Residential construction gained 14,100 jobs, taking total residential construction employment above its pre-pandemic point in February of 2020. Residential construction employment now stands at 3.2 million, broken down as 902,000 builders and 2.3 million residential specialty trade contractors.
The NAHB says the six-month moving average of job gains for residential construction was 11,900 a month. Over the last 12 months, home builders and remodelers added 120,800 jobs on net. Since the low point following the Great Recession, residential construction has gained 1,186,500 positions.
Nonresidential construction added 18,300 positions on net last month. Nonresidential employment growth by subsector:
- Specialty trades: 10,300
- Building: 4,900
- Heavy and civil engineering: 3,100
“Yes, the construction industry also added a healthy number of jobs in July, but the impact of macroeconomic deterioration is already apparent in other construction data,” said Basu.
“To date, the residential segment has felt the brunt of rising borrowing costs, with mortgage applications recently declining to multidecade lows. But ongoing weakness in certain commercial real estate segments, sky-high materials prices, and shortages of skilled construction workers have forestalled a growing number of projects. The industry’s labor supply remains severely constrained; the construction unemployment rate fell to 3.5% in July, the fifth lowest rate in the 22-plus years for which the Bureau of Labor Statistics has data.
Basu continued, “While backlog remains elevated from a year ago, according to ABC’s Construction Backlog Indicator, this may have as much to do with the fact that projects are taking longer to complete than with underlying economic strength. The expectation is that backlog will begin to fade for many contractors as the economy becomes less supportive. At the heart of the issue is the Federal Reserve, which will continue to raise interest rates as long as the labor market retains this level of momentum.”
Labor force not cooperating
The preferred way to tamp down rising wage pressure’s effect on prices would be for labor supply to increase, rather than having to squash demand for workers. More labor participation would be better for economic growth. But today’s labor market is not cooperating.
Despite extraordinary demand for workers, the labor-force participation rate slipped a tick, continuing a slide that began this spring. A second consecutive decline in the labor force helped push the unemployment rate to 3.5% – matching its 53-year low.
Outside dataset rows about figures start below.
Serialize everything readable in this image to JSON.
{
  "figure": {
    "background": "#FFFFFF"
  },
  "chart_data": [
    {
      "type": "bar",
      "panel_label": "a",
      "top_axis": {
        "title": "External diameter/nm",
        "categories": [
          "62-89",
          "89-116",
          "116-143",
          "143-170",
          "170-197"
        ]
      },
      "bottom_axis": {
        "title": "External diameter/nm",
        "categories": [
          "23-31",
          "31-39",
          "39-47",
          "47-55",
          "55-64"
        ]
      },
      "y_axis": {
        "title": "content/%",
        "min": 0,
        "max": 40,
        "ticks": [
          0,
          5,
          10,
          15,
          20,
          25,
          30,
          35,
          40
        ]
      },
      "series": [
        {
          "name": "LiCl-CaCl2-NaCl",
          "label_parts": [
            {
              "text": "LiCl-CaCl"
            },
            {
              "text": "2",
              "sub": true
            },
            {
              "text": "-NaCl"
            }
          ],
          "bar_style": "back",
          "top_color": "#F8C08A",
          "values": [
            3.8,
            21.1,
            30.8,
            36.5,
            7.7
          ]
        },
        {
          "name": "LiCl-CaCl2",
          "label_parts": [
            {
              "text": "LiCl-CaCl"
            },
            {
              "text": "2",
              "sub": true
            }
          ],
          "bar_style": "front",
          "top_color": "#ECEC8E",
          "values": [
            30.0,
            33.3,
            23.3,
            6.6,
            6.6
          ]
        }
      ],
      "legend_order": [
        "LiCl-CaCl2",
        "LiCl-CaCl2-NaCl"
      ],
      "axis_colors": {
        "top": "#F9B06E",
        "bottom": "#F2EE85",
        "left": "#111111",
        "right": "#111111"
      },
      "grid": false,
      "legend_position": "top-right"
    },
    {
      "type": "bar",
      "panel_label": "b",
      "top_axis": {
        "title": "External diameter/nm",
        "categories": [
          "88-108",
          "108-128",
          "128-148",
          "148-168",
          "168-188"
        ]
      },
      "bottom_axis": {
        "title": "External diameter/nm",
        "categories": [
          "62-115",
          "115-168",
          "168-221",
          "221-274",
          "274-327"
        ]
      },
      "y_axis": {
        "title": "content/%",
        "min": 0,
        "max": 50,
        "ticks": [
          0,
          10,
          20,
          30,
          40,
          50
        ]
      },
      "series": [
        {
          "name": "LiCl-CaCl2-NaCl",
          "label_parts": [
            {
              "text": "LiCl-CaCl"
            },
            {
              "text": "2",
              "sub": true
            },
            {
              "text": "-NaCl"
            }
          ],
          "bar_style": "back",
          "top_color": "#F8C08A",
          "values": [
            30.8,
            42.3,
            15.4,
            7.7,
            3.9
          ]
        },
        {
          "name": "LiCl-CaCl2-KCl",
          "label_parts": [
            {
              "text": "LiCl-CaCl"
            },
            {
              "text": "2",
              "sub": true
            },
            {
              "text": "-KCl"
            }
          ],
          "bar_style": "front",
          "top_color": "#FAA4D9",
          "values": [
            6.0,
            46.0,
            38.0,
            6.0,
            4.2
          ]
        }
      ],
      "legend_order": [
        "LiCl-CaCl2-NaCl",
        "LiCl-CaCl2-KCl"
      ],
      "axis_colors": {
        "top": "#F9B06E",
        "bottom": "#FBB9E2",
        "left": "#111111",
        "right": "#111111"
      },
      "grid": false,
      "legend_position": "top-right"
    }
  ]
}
The Fed remains in overdrive
“The July employment report increasingly stands apart from a wide range of indicators that show labor market conditions weakening,” says Sarah House, Senior economist with Wells Fargo Securities. “Yet it is arguably the most integral in forming Fed officials’ assessment of the labor market.”
Chairman Jerome Powell and the Federal Open Market Committee (FOMC) need job growth to slow enough that the “extremely tight” labor market cools but not so much that unemployment rises enough to push the economy into a recession.
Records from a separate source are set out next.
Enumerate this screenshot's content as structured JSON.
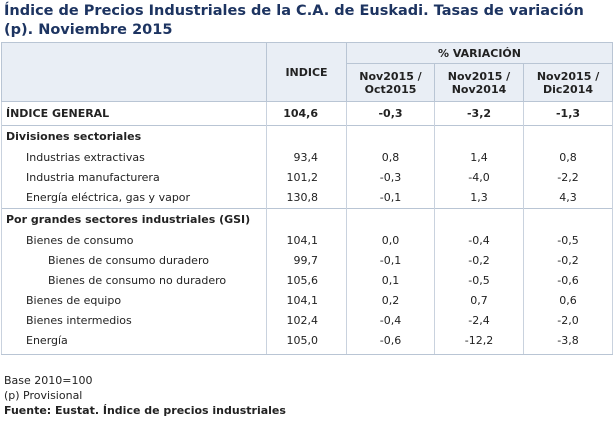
{
  "title": "Índice de Precios Industriales de la C.A. de Euskadi. Tasas de variación (p). Noviembre 2015",
  "header": {
    "variacion": "% VARIACIÓN",
    "indice": "INDICE",
    "cols": [
      [
        "Nov2015 /",
        "Oct2015"
      ],
      [
        "Nov2015 /",
        "Nov2014"
      ],
      [
        "Nov2015 /",
        "Dic2014"
      ]
    ]
  },
  "general": {
    "label": "ÍNDICE GENERAL",
    "indice": "104,6",
    "values": [
      "-0,3",
      "-3,2",
      "-1,3"
    ]
  },
  "sections": [
    {
      "heading": "Divisiones sectoriales",
      "rows": [
        {
          "label": "Industrias extractivas",
          "indice": "93,4",
          "values": [
            "0,8",
            "1,4",
            "0,8"
          ]
        },
        {
          "label": "Industria manufacturera",
          "indice": "101,2",
          "values": [
            "-0,3",
            "-4,0",
            "-2,2"
          ]
        },
        {
          "label": "Energía eléctrica, gas y vapor",
          "indice": "130,8",
          "values": [
            "-0,1",
            "1,3",
            "4,3"
          ]
        }
      ]
    },
    {
      "heading": "Por grandes sectores industriales (GSI)",
      "rows": [
        {
          "label": "Bienes de consumo",
          "indice": "104,1",
          "values": [
            "0,0",
            "-0,4",
            "-0,5"
          ],
          "children": [
            {
              "label": "Bienes de consumo duradero",
              "indice": "99,7",
              "values": [
                "-0,1",
                "-0,2",
                "-0,2"
              ]
            },
            {
              "label": "Bienes de consumo no duradero",
              "indice": "105,6",
              "values": [
                "0,1",
                "-0,5",
                "-0,6"
              ]
            }
          ]
        },
        {
          "label": "Bienes de equipo",
          "indice": "104,1",
          "values": [
            "0,2",
            "0,7",
            "0,6"
          ]
        },
        {
          "label": "Bienes intermedios",
          "indice": "102,4",
          "values": [
            "-0,4",
            "-2,4",
            "-2,0"
          ]
        },
        {
          "label": "Energía",
          "indice": "105,0",
          "values": [
            "-0,6",
            "-12,2",
            "-3,8"
          ]
        }
      ]
    }
  ],
  "notes": [
    "Base 2010=100",
    "(p) Provisional"
  ],
  "source": "Fuente: Eustat. Índice de precios industriales"
}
“Employment growth of more than half a million new jobs per month is clearly not a sustainable pace of job creation at this point in the cycle,” says House. “Perhaps even more concerning for the Federal Reserve is that wage growth looks to be increasingly sticky around 5.0% to 5.5% on an annualized basis, which is roughly a percentage point or two above what would be consistent with the Fed’s 2% inflation mandate.
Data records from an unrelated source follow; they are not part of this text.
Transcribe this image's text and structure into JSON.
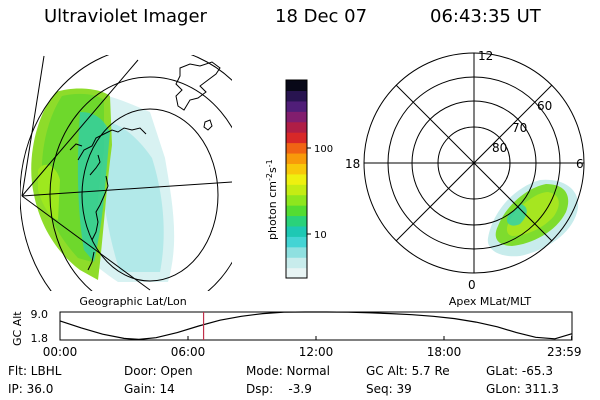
{
  "header": {
    "instrument": "Ultraviolet Imager",
    "date": "18 Dec 07",
    "time": "06:43:35 UT"
  },
  "map_geo": {
    "caption": "Geographic Lat/Lon"
  },
  "map_polar": {
    "caption": "Apex MLat/MLT",
    "mlt_labels": [
      "12",
      "18",
      "6",
      "0"
    ],
    "lat_labels": [
      "60",
      "70",
      "80"
    ]
  },
  "colorbar": {
    "unit": "photon cm",
    "unit_sup1": "-2",
    "unit_mid": "s",
    "unit_sup2": "-1",
    "ticks": [
      "100",
      "10"
    ],
    "colors": [
      "#e8f4f4",
      "#c8ecec",
      "#8fe0e0",
      "#44d4d4",
      "#1ec8b4",
      "#2ad27a",
      "#54dc32",
      "#8ee61e",
      "#c4ec14",
      "#eef010",
      "#f8c80a",
      "#f89a0a",
      "#f06414",
      "#d82828",
      "#b01e46",
      "#821e6e",
      "#501e78",
      "#281450",
      "#080818"
    ]
  },
  "chart_data": {
    "type": "line",
    "title": "",
    "ylabel": "GC Alt",
    "ylim": [
      1.8,
      9.0
    ],
    "ytick_labels": [
      "9.0",
      "1.8"
    ],
    "xlim_hours": [
      0,
      24
    ],
    "xtick_labels": [
      "00:00",
      "06:00",
      "12:00",
      "18:00",
      "23:59"
    ],
    "current_time_hours": 6.73,
    "series": [
      {
        "x": [
          0,
          1,
          2,
          3,
          3.7,
          4.5,
          5.5,
          6.5,
          7.5,
          8.5,
          9.5,
          10.5,
          11.5,
          12.5,
          13.5,
          14.5,
          15.5,
          16.5,
          17.5,
          18.5,
          19.5,
          20.5,
          21.4,
          22.3,
          23.2,
          23.98
        ],
        "y": [
          6.7,
          4.9,
          3.3,
          2.2,
          1.95,
          2.4,
          3.7,
          5.4,
          6.9,
          7.9,
          8.6,
          8.95,
          9.0,
          9.0,
          8.95,
          8.8,
          8.6,
          8.3,
          7.9,
          7.3,
          6.4,
          5.2,
          3.7,
          2.5,
          2.1,
          3.4
        ]
      }
    ]
  },
  "footer": {
    "row1": [
      "Flt: LBHL",
      "Door: Open",
      "Mode: Normal",
      "GC Alt: 5.7 Re",
      "GLat: -65.3"
    ],
    "row2": [
      "IP: 36.0",
      "Gain: 14",
      "Dsp:    -3.9",
      "Seq: 39",
      "GLon: 311.3"
    ]
  }
}
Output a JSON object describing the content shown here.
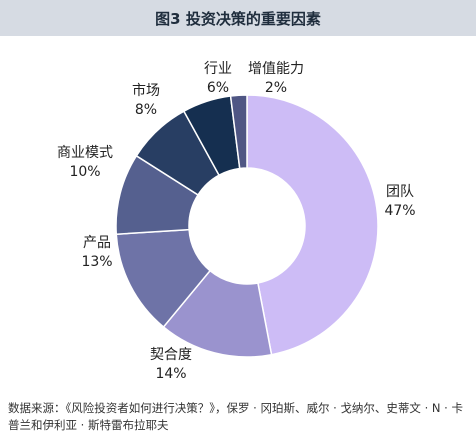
{
  "title": "图3  投资决策的重要因素",
  "source": "数据来源：《风险投资者如何进行决策？》，保罗 · 冈珀斯、威尔 · 戈纳尔、史蒂文 · N · 卡普兰和伊利亚 · 斯特雷布拉耶夫",
  "colors": [
    "#cdbcf6",
    "#9a93ce",
    "#6e73a7",
    "#55608f",
    "#283e63",
    "#152f50",
    "#4f5684",
    "#8a80b8"
  ],
  "chart_data": {
    "type": "pie",
    "donut": true,
    "slices": [
      {
        "name": "团队",
        "value": 47,
        "label": "47%"
      },
      {
        "name": "契合度",
        "value": 14,
        "label": "14%"
      },
      {
        "name": "产品",
        "value": 13,
        "label": "13%"
      },
      {
        "name": "商业模式",
        "value": 10,
        "label": "10%"
      },
      {
        "name": "市场",
        "value": 8,
        "label": "8%"
      },
      {
        "name": "行业",
        "value": 6,
        "label": "6%"
      },
      {
        "name": "增值能力",
        "value": 2,
        "label": "2%"
      }
    ]
  }
}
“Threading this needle will be difficult, and we suspect the FOMC will be inclined to put more weight on the price-stability half of its mandate if push comes to shove. At least a 50-basis-points rate hike at the September 20-21 FOMC meeting seems likely at this point in time, and yet another 75 bps hike could be in store if inflation over the next two CPI reports shows no signs of trending lower. Additional monetary policy tightening should eventually slow nonfarm payroll growth in the months ahead, and our base case still includes a mild recession that begins early in 2023.”